Huge sheets of corkboard affixed to the walls above the benches held giant, highly detailed geologic maps. Pinned here and there atop the maps were extraordinarily high-resolution satellite photographs and long strips of graph paper covered with multiple wavy black lines, like seismograph readings after an earthquake.
Upon examination, the maps displayed tiny sections of the Big Island, portions of the southern slopes of Mauna Kea, the saddle lands, and Mauna Loa. Various points on the maps bore large and small circles, penned in yellow ink, while four or five other locations were marked with bright red X’s. Koa noted a red X on the collapsed pu‘u on the south side of Mauna Kea where the tunnel emerged from the adze makers’ workshop.
Another map seemed to be a duplicate of the one Piki had found in Skeeter Slade’s helicopter. It bore the same straight red parallel lines across the Pōhakuloa Training Area with the same coordinates at the ends. Unlike Slade’s map, this one featured a large red X over the lava tube where they had found Keneke Nakano’s body. As Koa had guessed from the ledger in the hidden space beneath Jenkins’s truck shop, Jenkins had been feeding the data that Skeeter collected to Gunter, who had the skill to analyze it for the location of hidden caves. And this map proved Gunter’s knowledge of the cavern where they’d found Keneke’s body.

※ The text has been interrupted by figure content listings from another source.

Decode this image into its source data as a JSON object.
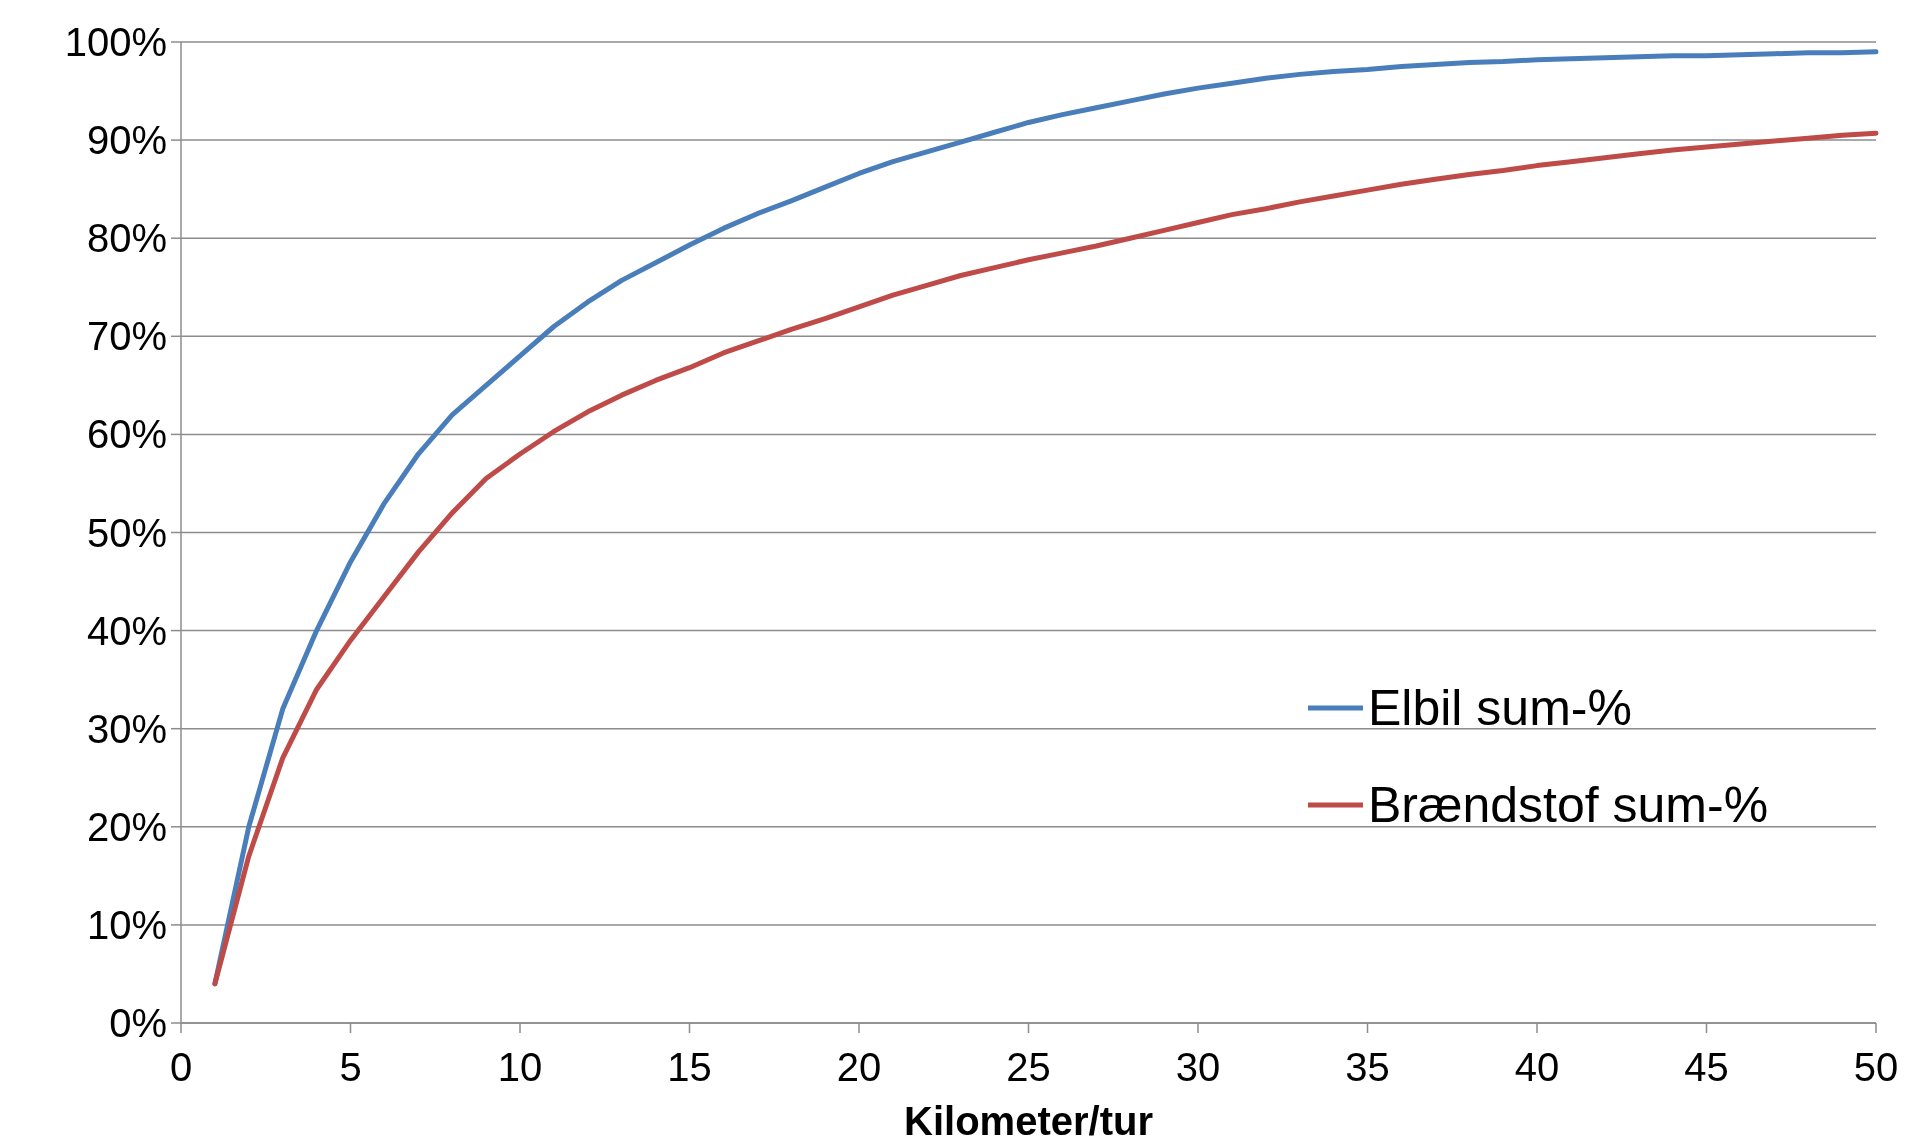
{
  "chart_data": {
    "type": "line",
    "xlabel": "Kilometer/tur",
    "x": [
      1,
      2,
      3,
      4,
      5,
      6,
      7,
      8,
      9,
      10,
      11,
      12,
      13,
      14,
      15,
      16,
      17,
      18,
      19,
      20,
      21,
      22,
      23,
      24,
      25,
      26,
      27,
      28,
      29,
      30,
      31,
      32,
      33,
      34,
      35,
      36,
      37,
      38,
      39,
      40,
      41,
      42,
      43,
      44,
      45,
      46,
      47,
      48,
      49,
      50
    ],
    "series": [
      {
        "name": "Elbil sum-%",
        "color": "#4a7ebb",
        "values": [
          4,
          20,
          32,
          40,
          47,
          53,
          58,
          62,
          65,
          68,
          71,
          73.5,
          75.7,
          77.5,
          79.3,
          81,
          82.5,
          83.8,
          85.2,
          86.6,
          87.8,
          88.8,
          89.8,
          90.8,
          91.8,
          92.6,
          93.3,
          94,
          94.7,
          95.3,
          95.8,
          96.3,
          96.7,
          97,
          97.2,
          97.5,
          97.7,
          97.9,
          98,
          98.2,
          98.3,
          98.4,
          98.5,
          98.6,
          98.6,
          98.7,
          98.8,
          98.9,
          98.9,
          99
        ]
      },
      {
        "name": "Brændstof sum-%",
        "color": "#be4b48",
        "values": [
          4,
          17,
          27,
          34,
          39,
          43.5,
          48,
          52,
          55.5,
          58,
          60.3,
          62.3,
          64,
          65.5,
          66.8,
          68.3,
          69.5,
          70.7,
          71.8,
          73,
          74.2,
          75.2,
          76.2,
          77,
          77.8,
          78.5,
          79.2,
          80,
          80.8,
          81.6,
          82.4,
          83,
          83.7,
          84.3,
          84.9,
          85.5,
          86,
          86.5,
          86.9,
          87.4,
          87.8,
          88.2,
          88.6,
          89,
          89.3,
          89.6,
          89.9,
          90.2,
          90.5,
          90.7
        ]
      }
    ],
    "xlim": [
      0,
      50
    ],
    "xticks": [
      0,
      5,
      10,
      15,
      20,
      25,
      30,
      35,
      40,
      45,
      50
    ],
    "ylim": [
      0,
      100
    ],
    "yticks": [
      {
        "value": 0,
        "label": "0%"
      },
      {
        "value": 10,
        "label": "10%"
      },
      {
        "value": 20,
        "label": "20%"
      },
      {
        "value": 30,
        "label": "30%"
      },
      {
        "value": 40,
        "label": "40%"
      },
      {
        "value": 50,
        "label": "50%"
      },
      {
        "value": 60,
        "label": "60%"
      },
      {
        "value": 70,
        "label": "70%"
      },
      {
        "value": 80,
        "label": "80%"
      },
      {
        "value": 90,
        "label": "90%"
      },
      {
        "value": 100,
        "label": "100%"
      }
    ],
    "grid": "y",
    "legend": "right",
    "marker": "none",
    "line_style": "solid"
  }
}
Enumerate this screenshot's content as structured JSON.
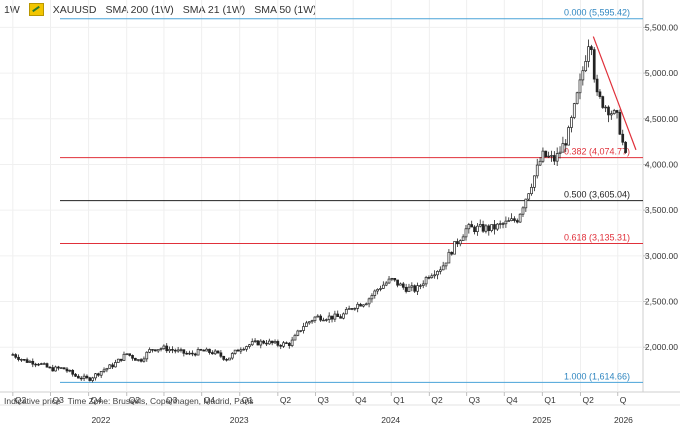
{
  "header": {
    "interval": "1W",
    "symbol": "XAUUSD",
    "indicators": [
      "SMA 200 (1W)",
      "SMA 21 (1W)",
      "SMA 50 (1W)"
    ]
  },
  "footer": {
    "price_note": "Indicative price",
    "timezone_note": "Time Zone: Brussels, Copenhagen, Madrid, Paris"
  },
  "chart_data": {
    "type": "candlestick",
    "x_quarter_labels": [
      "Q2",
      "Q3",
      "Q4",
      "Q2",
      "Q3",
      "Q4",
      "Q1",
      "Q2",
      "Q3",
      "Q4",
      "Q1",
      "Q2",
      "Q3",
      "Q4",
      "Q1",
      "Q2",
      "Q"
    ],
    "x_year_labels": [
      "2022",
      "2023",
      "2024",
      "2025",
      "2026"
    ],
    "y_ticks": [
      2000,
      2500,
      3000,
      3500,
      4000,
      4500,
      5000,
      5500
    ],
    "y_tick_labels": [
      "2,000.00",
      "2,500.00",
      "3,000.00",
      "3,500.00",
      "4,000.00",
      "4,500.00",
      "5,000.00",
      "5,500.00"
    ],
    "ylim": [
      1510,
      5800
    ],
    "price_path": [
      [
        "2022-04-01",
        1920
      ],
      [
        "2022-05-01",
        1850
      ],
      [
        "2022-06-01",
        1830
      ],
      [
        "2022-07-01",
        1760
      ],
      [
        "2022-08-01",
        1770
      ],
      [
        "2022-09-01",
        1680
      ],
      [
        "2022-10-01",
        1650
      ],
      [
        "2022-11-01",
        1740
      ],
      [
        "2022-12-01",
        1810
      ],
      [
        "2023-01-01",
        1930
      ],
      [
        "2023-02-01",
        1850
      ],
      [
        "2023-03-01",
        1980
      ],
      [
        "2023-04-01",
        1990
      ],
      [
        "2023-05-01",
        1960
      ],
      [
        "2023-06-01",
        1920
      ],
      [
        "2023-07-01",
        1960
      ],
      [
        "2023-08-01",
        1940
      ],
      [
        "2023-09-01",
        1870
      ],
      [
        "2023-10-01",
        1990
      ],
      [
        "2023-11-01",
        2040
      ],
      [
        "2023-12-01",
        2060
      ],
      [
        "2024-01-01",
        2030
      ],
      [
        "2024-02-01",
        2040
      ],
      [
        "2024-03-01",
        2230
      ],
      [
        "2024-04-01",
        2330
      ],
      [
        "2024-05-01",
        2330
      ],
      [
        "2024-06-01",
        2330
      ],
      [
        "2024-07-01",
        2450
      ],
      [
        "2024-08-01",
        2500
      ],
      [
        "2024-09-01",
        2650
      ],
      [
        "2024-10-01",
        2740
      ],
      [
        "2024-11-01",
        2650
      ],
      [
        "2024-12-01",
        2630
      ],
      [
        "2025-01-01",
        2800
      ],
      [
        "2025-02-01",
        2880
      ],
      [
        "2025-03-01",
        3100
      ],
      [
        "2025-04-01",
        3300
      ],
      [
        "2025-05-01",
        3300
      ],
      [
        "2025-06-01",
        3300
      ],
      [
        "2025-07-01",
        3350
      ],
      [
        "2025-08-01",
        3400
      ],
      [
        "2025-09-01",
        3750
      ],
      [
        "2025-10-01",
        4100
      ],
      [
        "2025-11-01",
        4050
      ],
      [
        "2025-12-01",
        4300
      ],
      [
        "2026-01-01",
        4900
      ],
      [
        "2026-01-25",
        5450
      ],
      [
        "2026-02-08",
        4750
      ],
      [
        "2026-03-01",
        4650
      ],
      [
        "2026-04-01",
        4500
      ],
      [
        "2026-04-20",
        4080
      ]
    ],
    "fib_levels": [
      {
        "label": "0.000 (5,595.42)",
        "value": 5595.42,
        "color": "#4aa3d8"
      },
      {
        "label": "0.382 (4,074.77)",
        "value": 4074.77,
        "color": "#e0303a"
      },
      {
        "label": "0.500 (3,605.04)",
        "value": 3605.04,
        "color": "#222222"
      },
      {
        "label": "0.618 (3,135.31)",
        "value": 3135.31,
        "color": "#e0303a"
      },
      {
        "label": "1.000 (1,614.66)",
        "value": 1614.66,
        "color": "#4aa3d8"
      }
    ],
    "trendline": {
      "start": [
        "2026-02-01",
        5400
      ],
      "end": [
        "2026-05-15",
        4160
      ],
      "color": "#e0303a"
    },
    "grid": true
  }
}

As he thought back on his encounters with Gunter—Koa had developed a rapport with the man—he reflected on Escher’s Reptiles etching on his office wall. Gunter was a chameleon—an upstanding, even esteemed, member of the community by day and a grave-robbing thief by night. It was so often that way. Everyone harbored secrets. Most were just human foibles … but once in a while you came face to face with real depravity. Koa had yet to figure out the litmus test to tell one from the other. Maybe Gunter could shed light on that quandary. Koa was looking forward to interviewing the German.
The evidence pointed to Gunter as Keneke’s killer. Gunter knew of the remote cave where they’d found the body. He’d had a falling-out with Keneke, mostly likely because Keneke had discovered Gunter’s thefts of antiquities. Fearing disclosure, Gunter would have had a powerful motive to kill the young Hawaiian. Gunter had no alibi. Still, Koa doubted that Gunter had the physical strength or the steely courage to have committed the grotesque murder. Then he remembered Dr. Cater’s caveat that if the killer were less than six feet tall, he might have applied a choke hold as he pulled Keneke over backward. Still, Koa wasn’t sure … he just couldn’t see the puppy-eyed Gunter killing and mutilating the Polynesian Tannhäuser, as Gunter had dubbed Keneke.